For this purpose, a search engine may tabulate how many times a given word appears on a specific page. The system may then attribute a weight to a word, depending on the prominence of its location on the page, and its appearance within the title of the page, its subheadings, links, and meta tags. The various engines each have their own method for assigning words their weights within an index. This is illustrated by the fact that each search engine, when fed keywords or key phrases, will compile different lists with the results listed in different orders.
Neat And Compact
However a given search engine combines data with other pieces of information, it will first encode this data to save on storage space. Google, for instance, in its earliest days, used 2 bytes of 8 bits each for storing the information used in weighting words, such as capitalization, font size, and location. Each element employed in the weighting process would take up some 2-3 bits within this 2 byte grouping, with 8 bits of information equaling 1 byte. This type of encoding keeps the data neat and compact. At this point, the information is all set to be indexed.
Indexing allows for information to be found fast. While there are a number of ways to build an index, one of the most effective methods is to create a hash table. Hashing is the process by which numerical values are assigned to each word.

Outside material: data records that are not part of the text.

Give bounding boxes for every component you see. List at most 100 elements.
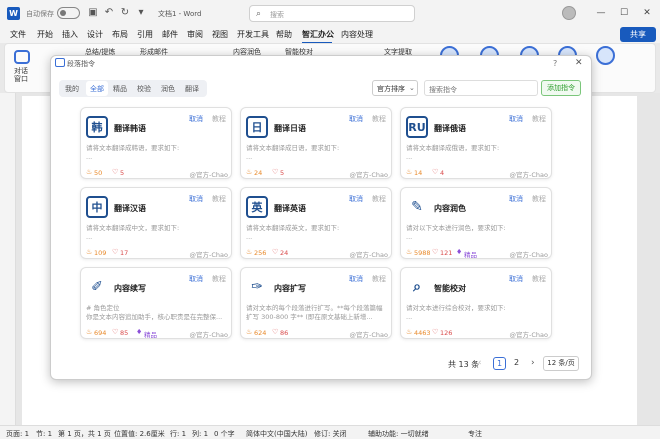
ribbon-round-icon[interactable] <box>596 46 615 65</box>
card-stats: ♨ 50 ♡ 5 @官方-Chao <box>86 168 228 179</box>
menu-content-processing[interactable]: 内容处理 <box>341 29 373 40</box>
robot-icon <box>55 58 65 67</box>
card-cancel-link[interactable]: 取消 <box>189 194 203 204</box>
status-section[interactable]: 节: 1 <box>36 429 52 439</box>
menu-references[interactable]: 引用 <box>137 29 153 40</box>
menu-review[interactable]: 审阅 <box>187 29 203 40</box>
maximize-icon[interactable]: ☐ <box>617 6 631 20</box>
heart-icon[interactable]: ♡ <box>432 248 438 256</box>
status-accessibility[interactable]: 辅助功能: 一切就绪 <box>368 429 429 439</box>
heart-icon[interactable]: ♡ <box>272 168 278 176</box>
status-page[interactable]: 页面: 1 <box>6 429 29 439</box>
status-language[interactable]: 简体中文(中国大陆) <box>246 429 307 439</box>
dialog-window-label[interactable]: 对话 窗口 <box>14 67 34 83</box>
card-tutorial-link[interactable]: 教程 <box>212 274 226 284</box>
command-card[interactable]: 中翻译汉语 取消 教程 请将文本翻译成中文，要求如下:... ♨ 109 ♡ 17 @官方-Ch… <box>80 187 232 259</box>
command-card[interactable]: RU 翻译俄语 取消 教程 请将文本翻译成俄语，要求如下:... ♨ 14 ♡ 4 @官方-Cha… <box>400 107 552 179</box>
search-input[interactable]: ⌕ 搜索 <box>249 5 415 22</box>
redo-icon[interactable]: ↻ <box>118 6 132 20</box>
heart-icon[interactable]: ♡ <box>432 168 438 176</box>
chevron-right-icon[interactable]: › <box>531 358 535 368</box>
add-command-button[interactable]: 添加指令 <box>541 80 581 96</box>
page-size-select[interactable]: 12 条/页 <box>543 356 579 371</box>
page-1-button[interactable]: 1 <box>493 357 506 370</box>
sort-select[interactable]: 官方排序 ⌄ <box>372 80 418 96</box>
command-card[interactable]: 日翻译日语 取消 教程 请将文本翻译成日语，要求如下:... ♨ 24 ♡ 5 @官方-Chao <box>240 107 392 179</box>
card-cancel-link[interactable]: 取消 <box>509 114 523 124</box>
command-card[interactable]: ✐ 内容续写 取消 教程 # 角色定位 你是文本内容追加助手，核心职责是在完整保... ♨ 6… <box>80 267 232 339</box>
card-cancel-link[interactable]: 取消 <box>349 274 363 284</box>
card-cancel-link[interactable]: 取消 <box>509 274 523 284</box>
menu-help[interactable]: 帮助 <box>276 29 292 40</box>
command-card[interactable]: 英翻译英语 取消 教程 请将文本翻译成英文，要求如下:... ♨ 256 ♡ 24 @官方-Ch… <box>240 187 392 259</box>
continue-writing-icon: ✐ <box>91 279 103 295</box>
avatar[interactable] <box>562 6 576 20</box>
card-tutorial-link[interactable]: 教程 <box>532 274 546 284</box>
card-cancel-link[interactable]: 取消 <box>509 194 523 204</box>
card-tutorial-link[interactable]: 教程 <box>372 194 386 204</box>
status-focus[interactable]: 专注 <box>468 429 482 439</box>
heart-icon[interactable]: ♡ <box>112 168 118 176</box>
close-icon[interactable]: ✕ <box>575 58 583 68</box>
heart-icon[interactable]: ♡ <box>112 248 118 256</box>
card-cancel-link[interactable]: 取消 <box>189 274 203 284</box>
chevron-left-icon[interactable]: ‹ <box>478 358 482 368</box>
card-title: 翻译英语 <box>274 204 306 213</box>
save-icon[interactable]: ▣ <box>86 6 100 20</box>
command-search-input[interactable] <box>424 80 538 96</box>
card-description-line: 请将文本翻译成韩语，要求如下: <box>86 144 180 152</box>
card-tutorial-link[interactable]: 教程 <box>212 194 226 204</box>
tab-mine[interactable]: 我的 <box>65 84 79 94</box>
menu-developer[interactable]: 开发工具 <box>237 29 269 40</box>
tab-translate[interactable]: 翻译 <box>185 84 199 94</box>
heart-icon[interactable]: ♡ <box>272 248 278 256</box>
menu-view[interactable]: 视图 <box>212 29 228 40</box>
usage-count: 14 <box>414 169 423 177</box>
status-column[interactable]: 列: 1 <box>192 429 208 439</box>
fire-icon: ♨ <box>246 168 253 176</box>
tab-proofread[interactable]: 校验 <box>137 84 151 94</box>
share-button[interactable]: 共享 <box>620 27 656 42</box>
page-2-button[interactable]: 2 <box>510 357 523 370</box>
menu-insert[interactable]: 插入 <box>62 29 78 40</box>
card-tutorial-link[interactable]: 教程 <box>532 114 546 124</box>
minimize-icon[interactable]: — <box>594 6 608 20</box>
japanese-translate-icon: 日 <box>246 116 268 138</box>
status-line[interactable]: 行: 1 <box>170 429 186 439</box>
status-page-count[interactable]: 第 1 页，共 1 页 <box>58 429 111 439</box>
status-position[interactable]: 位置值: 2.6厘米 <box>114 429 165 439</box>
menu-mailings[interactable]: 邮件 <box>162 29 178 40</box>
card-tutorial-link[interactable]: 教程 <box>372 114 386 124</box>
customize-quick-access-icon[interactable]: ▾ <box>134 6 148 20</box>
robot-icon[interactable] <box>14 50 30 64</box>
command-card[interactable]: ✎ 内容润色 取消 教程 请对以下文本进行润色，要求如下:... ♨ 5988 ♡ 121 ♦ 精品… <box>400 187 552 259</box>
command-card[interactable]: 韩翻译韩语 取消 教程 请将文本翻译成韩语，要求如下:... ♨ 50 ♡ 5 @官方-Chao <box>80 107 232 179</box>
close-icon[interactable]: ✕ <box>640 6 654 20</box>
status-track-changes[interactable]: 修订: 关闭 <box>314 429 347 439</box>
pager-total: 共 13 条 <box>448 360 480 369</box>
menu-file[interactable]: 文件 <box>10 29 26 40</box>
tab-polish[interactable]: 润色 <box>161 84 175 94</box>
card-tutorial-link[interactable]: 教程 <box>532 194 546 204</box>
menu-home[interactable]: 开始 <box>37 29 53 40</box>
heart-icon[interactable]: ♡ <box>112 328 118 336</box>
card-cancel-link[interactable]: 取消 <box>349 194 363 204</box>
card-tutorial-link[interactable]: 教程 <box>372 274 386 284</box>
card-cancel-link[interactable]: 取消 <box>189 114 203 124</box>
undo-icon[interactable]: ↶ <box>102 6 116 20</box>
card-tutorial-link[interactable]: 教程 <box>212 114 226 124</box>
menu-smart-office[interactable]: 智汇办公 <box>302 29 334 40</box>
tab-premium[interactable]: 精品 <box>113 84 127 94</box>
status-word-count[interactable]: 0 个字 <box>214 429 235 439</box>
tab-all[interactable]: 全部 <box>90 84 104 94</box>
menu-design[interactable]: 设计 <box>87 29 103 40</box>
menu-layout[interactable]: 布局 <box>112 29 128 40</box>
command-card[interactable]: ✑ 内容扩写 取消 教程 请对文本的每个段落进行扩写。**每个段落篇幅扩写 300-80… <box>240 267 392 339</box>
card-cancel-link[interactable]: 取消 <box>349 114 363 124</box>
card-stats: ♨ 14 ♡ 4 @官方-Chao <box>406 168 548 179</box>
help-icon[interactable]: ? <box>553 59 557 68</box>
heart-icon[interactable]: ♡ <box>272 328 278 336</box>
heart-icon[interactable]: ♡ <box>432 328 438 336</box>
autosave-toggle[interactable] <box>57 7 80 19</box>
command-card[interactable]: ⌕ 智能校对 取消 教程 请对文本进行综合校对，要求如下:... ♨ 4463 ♡ 126 @官方… <box>400 267 552 339</box>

Certain letters of the alphabet are found at the head of a word more often. If you look at the entries in a dictionary, you can see that the section of words that begin with the letter M is much larger than the section of words beginning with the letter Z. Hashing is a system that is designed to even out this difference by spreading the entries over a certain number of sections. It is this process, distinct from the process of alphabetizing words, which is the key to the hash table's effectiveness.
Without hashing, words beginning with Z would take longer to find than words beginning with M, for example. Hashing speeds up the process by evening out the difference between popular and unpopular first letters, for instance. That means faster results.
Hashing also maintains a separation between the index and the word or phrase entry so that the hash table keeps the hash number as well as the address to the actual information. This is a very efficient method by which data can be indexed and stored enabling the user to obtain results with great speed even during an elaborate search.